Today everything is much worse. There are reports on all the front pages that he is gravely ill, having been operated on for a ‘perforated ulcer’. But what does that mean? How does a man, perfectly healthy one day, suddenly have a perforated ulcer the next? Is a ‘perforated ulcer’ something people die from? Apparently, it says in the paper, if it’s bad enough, yes, they can. Or if something goes wrong, yes, they can. Yes. Except it’s impossible. I cannot imagine a universe without Rudy.
I have already been to the hospital again this morning, but now there is such a crowd out there they have barricaded the entrance and they aren’t letting anyone in. This morning I couldn’t reach the desk to discover what news there was – let alone to give them my name again. He might have asked for me.
And now I have returned to my hotel because that way at least I can telephone the hospital from the lobby. But I have tried fifty times already and the line is always busy. I have telephoned the Ambassador Hotel too. Not surprisingly, they sounded thoroughly fed up when I told them my reason for calling, and spent almost our entire conversation listing reasons why they were too busy to help – time they could easily have spent checking he hadn’t left me a message, or at least allowing me to leave a message for him.

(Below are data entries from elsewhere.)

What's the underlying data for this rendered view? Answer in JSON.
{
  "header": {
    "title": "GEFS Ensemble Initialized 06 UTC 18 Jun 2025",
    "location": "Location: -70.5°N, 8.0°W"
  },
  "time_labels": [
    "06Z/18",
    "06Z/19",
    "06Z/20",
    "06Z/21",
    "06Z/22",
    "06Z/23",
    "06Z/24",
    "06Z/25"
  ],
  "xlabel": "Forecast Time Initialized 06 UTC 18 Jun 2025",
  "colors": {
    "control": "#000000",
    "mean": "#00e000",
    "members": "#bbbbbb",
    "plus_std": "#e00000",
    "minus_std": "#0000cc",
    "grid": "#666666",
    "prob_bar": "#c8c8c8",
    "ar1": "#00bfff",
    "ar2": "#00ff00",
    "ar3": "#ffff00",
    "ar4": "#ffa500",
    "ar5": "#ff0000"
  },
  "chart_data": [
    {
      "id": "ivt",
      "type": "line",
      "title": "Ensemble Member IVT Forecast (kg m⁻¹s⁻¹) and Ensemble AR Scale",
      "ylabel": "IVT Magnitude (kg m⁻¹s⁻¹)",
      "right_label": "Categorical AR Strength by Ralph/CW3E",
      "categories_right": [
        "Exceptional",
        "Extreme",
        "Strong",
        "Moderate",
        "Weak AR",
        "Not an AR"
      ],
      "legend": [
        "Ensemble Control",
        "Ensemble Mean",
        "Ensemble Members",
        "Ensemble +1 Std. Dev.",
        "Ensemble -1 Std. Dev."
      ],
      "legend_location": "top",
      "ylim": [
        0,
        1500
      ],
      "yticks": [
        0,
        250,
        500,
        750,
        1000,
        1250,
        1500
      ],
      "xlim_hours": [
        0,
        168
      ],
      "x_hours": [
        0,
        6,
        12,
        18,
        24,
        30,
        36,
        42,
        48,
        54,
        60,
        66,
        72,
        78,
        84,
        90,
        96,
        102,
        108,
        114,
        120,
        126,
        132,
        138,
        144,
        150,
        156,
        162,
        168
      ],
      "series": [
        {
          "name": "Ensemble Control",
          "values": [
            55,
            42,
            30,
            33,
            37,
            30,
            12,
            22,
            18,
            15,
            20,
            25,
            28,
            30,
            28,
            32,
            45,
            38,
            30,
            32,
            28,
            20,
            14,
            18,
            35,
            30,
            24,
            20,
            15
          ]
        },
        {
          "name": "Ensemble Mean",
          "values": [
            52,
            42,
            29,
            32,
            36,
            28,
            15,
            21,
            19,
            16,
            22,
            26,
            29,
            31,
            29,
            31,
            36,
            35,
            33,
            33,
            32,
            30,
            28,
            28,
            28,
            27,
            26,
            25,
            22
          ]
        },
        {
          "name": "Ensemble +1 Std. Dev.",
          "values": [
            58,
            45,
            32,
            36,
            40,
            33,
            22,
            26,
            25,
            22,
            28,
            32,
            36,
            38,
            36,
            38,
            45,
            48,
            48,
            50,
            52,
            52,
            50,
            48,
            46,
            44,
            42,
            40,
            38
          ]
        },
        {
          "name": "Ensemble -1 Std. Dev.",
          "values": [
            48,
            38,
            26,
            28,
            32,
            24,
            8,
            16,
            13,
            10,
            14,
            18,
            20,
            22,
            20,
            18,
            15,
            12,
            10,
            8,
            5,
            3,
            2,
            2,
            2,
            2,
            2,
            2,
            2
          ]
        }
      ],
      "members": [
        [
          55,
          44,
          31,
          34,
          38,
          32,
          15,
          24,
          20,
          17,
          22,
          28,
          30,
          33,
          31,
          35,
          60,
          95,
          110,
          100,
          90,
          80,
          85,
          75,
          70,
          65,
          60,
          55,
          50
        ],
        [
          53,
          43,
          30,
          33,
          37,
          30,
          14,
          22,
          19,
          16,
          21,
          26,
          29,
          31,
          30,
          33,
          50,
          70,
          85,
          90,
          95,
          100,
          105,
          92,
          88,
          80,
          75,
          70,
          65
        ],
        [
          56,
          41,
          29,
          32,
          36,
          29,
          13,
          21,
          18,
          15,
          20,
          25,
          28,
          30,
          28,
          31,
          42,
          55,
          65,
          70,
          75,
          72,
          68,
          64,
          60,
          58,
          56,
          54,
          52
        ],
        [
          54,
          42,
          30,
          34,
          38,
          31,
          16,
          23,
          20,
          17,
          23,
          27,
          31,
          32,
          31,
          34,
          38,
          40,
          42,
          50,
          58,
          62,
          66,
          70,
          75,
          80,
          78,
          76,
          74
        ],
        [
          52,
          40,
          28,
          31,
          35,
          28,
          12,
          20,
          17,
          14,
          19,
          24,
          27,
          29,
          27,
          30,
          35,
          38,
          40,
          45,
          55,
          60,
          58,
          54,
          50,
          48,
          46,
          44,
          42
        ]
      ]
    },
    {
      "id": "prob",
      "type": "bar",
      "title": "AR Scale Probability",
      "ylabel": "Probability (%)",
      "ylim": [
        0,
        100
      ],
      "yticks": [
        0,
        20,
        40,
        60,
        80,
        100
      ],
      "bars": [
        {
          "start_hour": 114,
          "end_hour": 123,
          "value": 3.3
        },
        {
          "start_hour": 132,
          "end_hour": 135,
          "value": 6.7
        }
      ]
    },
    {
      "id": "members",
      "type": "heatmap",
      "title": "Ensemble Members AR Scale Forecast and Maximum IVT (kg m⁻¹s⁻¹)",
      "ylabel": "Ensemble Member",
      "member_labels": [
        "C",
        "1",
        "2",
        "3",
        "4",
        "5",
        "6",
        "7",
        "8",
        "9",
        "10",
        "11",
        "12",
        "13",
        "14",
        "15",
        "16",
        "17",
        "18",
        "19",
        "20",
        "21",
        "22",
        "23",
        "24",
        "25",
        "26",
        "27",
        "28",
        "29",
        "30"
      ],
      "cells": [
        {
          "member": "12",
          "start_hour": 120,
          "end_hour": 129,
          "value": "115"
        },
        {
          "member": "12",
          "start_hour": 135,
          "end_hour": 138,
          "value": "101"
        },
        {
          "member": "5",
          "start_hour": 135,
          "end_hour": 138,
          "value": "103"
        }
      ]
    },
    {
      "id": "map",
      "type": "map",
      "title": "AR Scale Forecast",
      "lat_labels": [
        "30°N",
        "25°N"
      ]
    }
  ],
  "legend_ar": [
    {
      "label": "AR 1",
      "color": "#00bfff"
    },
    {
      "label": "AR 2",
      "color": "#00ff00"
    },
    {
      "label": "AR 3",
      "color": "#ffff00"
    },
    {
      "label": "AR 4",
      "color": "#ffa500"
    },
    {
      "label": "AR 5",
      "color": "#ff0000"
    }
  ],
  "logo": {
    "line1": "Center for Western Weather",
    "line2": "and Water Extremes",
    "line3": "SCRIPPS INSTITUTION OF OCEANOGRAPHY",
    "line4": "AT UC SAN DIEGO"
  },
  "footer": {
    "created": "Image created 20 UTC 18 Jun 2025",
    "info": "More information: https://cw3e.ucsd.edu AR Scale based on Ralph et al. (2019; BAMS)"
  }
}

But the hotel is flooded with calls, since nobody can get through to the hospital, and now they are simply refusing to help anyone at all. God forbid Mr Charlie Chaplin should call for news of his friend. Or President Coolidge. Or me. Because we shall none of us receive it in any case. The hospital won’t answer the telephone. The Ambassador won’t even receive messages.
‘All enquiries regarding Mr Valentino should be directed to the Polyclinic Hospital on West 50th,’ the operator said, the instant I uttered his name. I got a little choked up trying to explain, which didn’t help. I could hear my voice rising, however hard I tried to stop it – because I could tell that any minute she was going to cut me off, and then it would be another half an hour or an hour before I could get through to talk to them again.